In the past 17+ years since Anna's initial diagnosis, I've learned that for me, it's best not to go into appointments with any wishes, hopes, dreams, etc. I'm a realist, when it's all said and done, and I've concluded that this is the journey that God has allowed us to travel, and we can rest on His promises that although life will have troubles and trials, we have the opportunity to grow and to be refined (and better reflect the light of Jesus) in the process of the journey. Each time I've been tempted to wallow and worry about what will happen to the uveitis without biologic meds, I've heard a whisper in my head---a reminder: "Who of you by worrying can add one hour to the length of his life?" (Matthew 6:27 AMP)
Monday was Anna's first eye appointment since we received the news that she is no longer able to use any TNF inhibitors (like Remicade, Humira, etc.). We started out with Anna's vision test (not terrible). She did tell the assistant that she was noticing a bit of blurriness sometimes at long distances. Given my dream and this information, I was mentally preparing myself for not-so-good news. BUT, the OCT (a test which takes a picture of the back of the eye) was clear (Praise God!), and as Dr. N. thoroughly examined every square centimeter of Anna's eyeballs, she found no evidence of any inflammation. Dr. N. was not commenting during those long moments of examination, and when I told her afterwards that I had dreamed the inflammation had returned, she apologized for not saying anything sooner! She said, "These are the things moms dream about."

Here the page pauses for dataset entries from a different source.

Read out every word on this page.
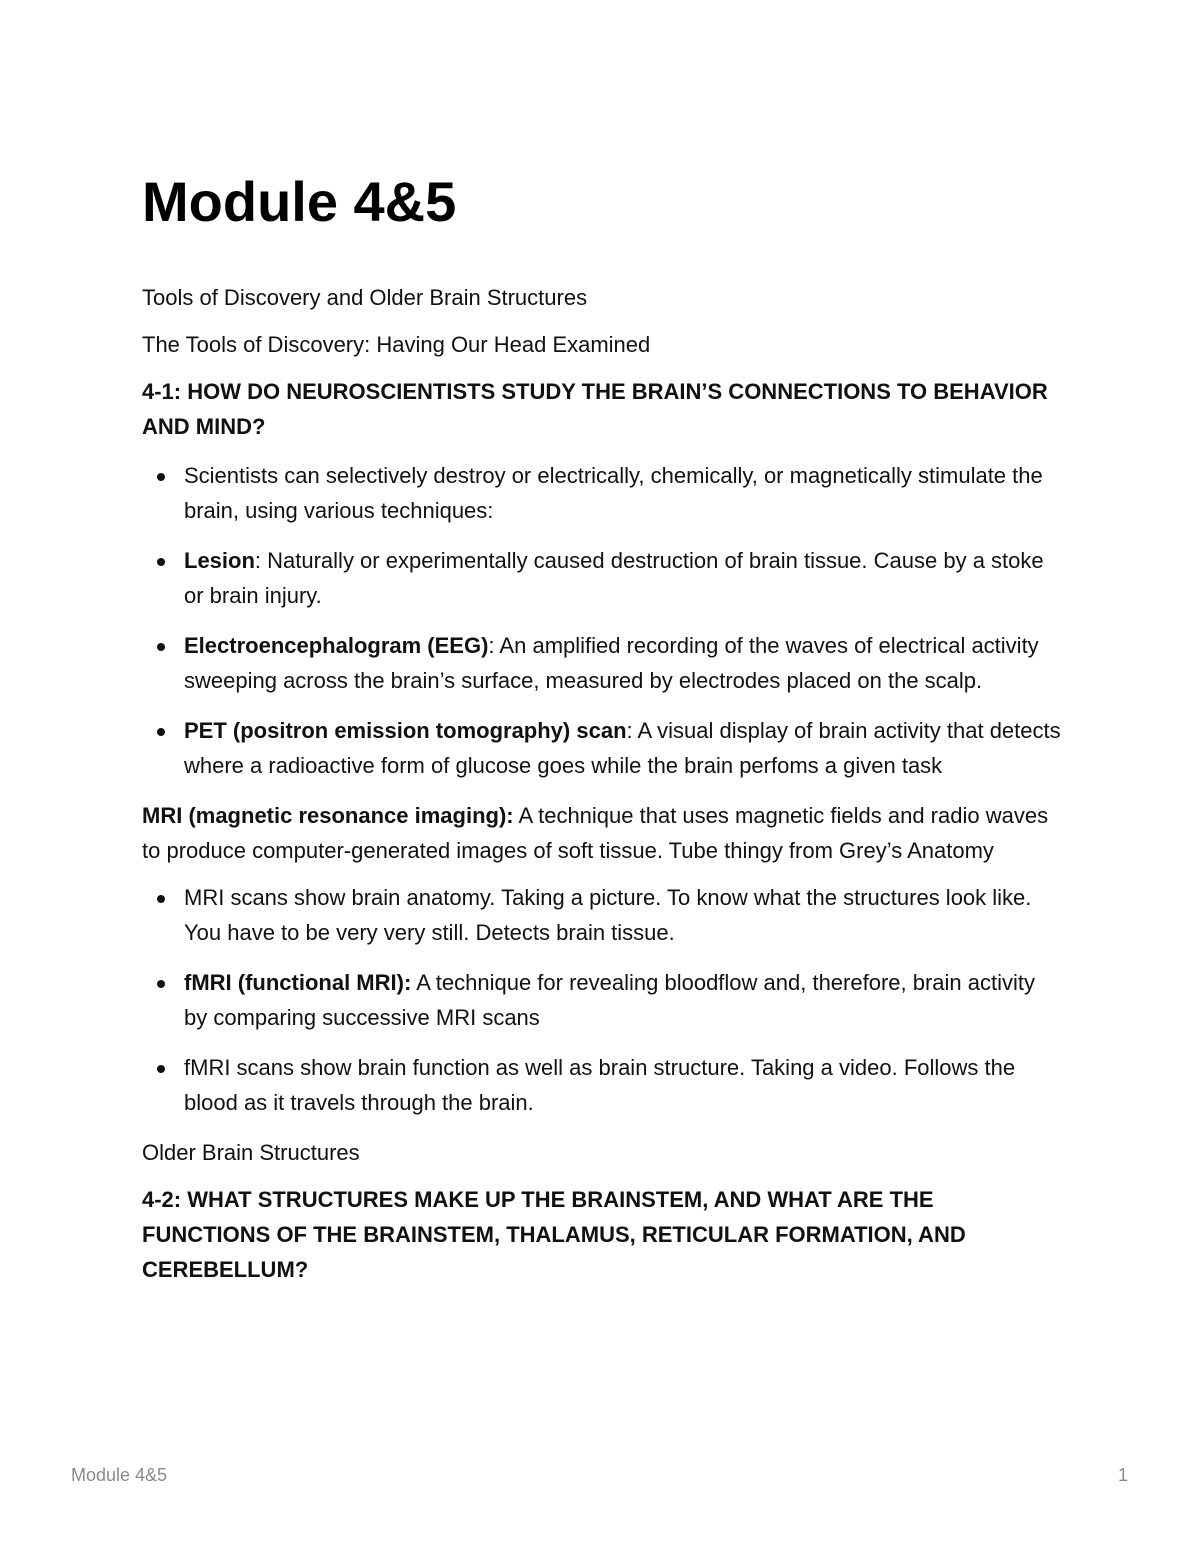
Module 4&5

Tools of Discovery and Older Brain Structures

The Tools of Discovery: Having Our Head Examined

4-1: HOW DO NEUROSCIENTISTS STUDY THE BRAIN’S CONNECTIONS TO BEHAVIOR AND MIND?

Scientists can selectively destroy or electrically, chemically, or magnetically stimulate the brain, using various techniques:
Lesion: Naturally or experimentally caused destruction of brain tissue. Cause by a stoke or brain injury.
Electroencephalogram (EEG): An amplified recording of the waves of electrical activity sweeping across the brain’s surface, measured by electrodes placed on the scalp.
PET (positron emission tomography) scan: A visual display of brain activity that detects where a radioactive form of glucose goes while the brain perfoms a given task

MRI (magnetic resonance imaging): A technique that uses magnetic fields and radio waves to produce computer-generated images of soft tissue. Tube thingy from Grey’s Anatomy

MRI scans show brain anatomy. Taking a picture. To know what the structures look like. You have to be very very still. Detects brain tissue.
fMRI (functional MRI): A technique for revealing bloodflow and, therefore, brain activity by comparing successive MRI scans
fMRI scans show brain function as well as brain structure. Taking a video. Follows the blood as it travels through the brain.

Older Brain Structures

4-2: WHAT STRUCTURES MAKE UP THE BRAINSTEM, AND WHAT ARE THE FUNCTIONS OF THE BRAINSTEM, THALAMUS, RETICULAR FORMATION, AND CEREBELLUM?

Module 4&5	1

So relief for today. Appreciating these days and weeks of no inflammation and no swelling in the back of the eye -- and no injections or infusions! Thanking God for the gift of each new day, for this semester of college that Anna is enjoying and appreciating. In this photo, she is up on the ropes course at the college, with an experienced partner beside her, navigating the course as a strong cold front blew in with gusty winds (right as she was up in the air!). Sometimes I think life seems a bit like this ropes course: exciting, a little scary, a little treacherous at times, but exhilarating when you make it through some obstacles and precarious situations. Life with a chronic illness certainly has some precarious situations. How thankful I am that we are anchored to Jesus---our rock.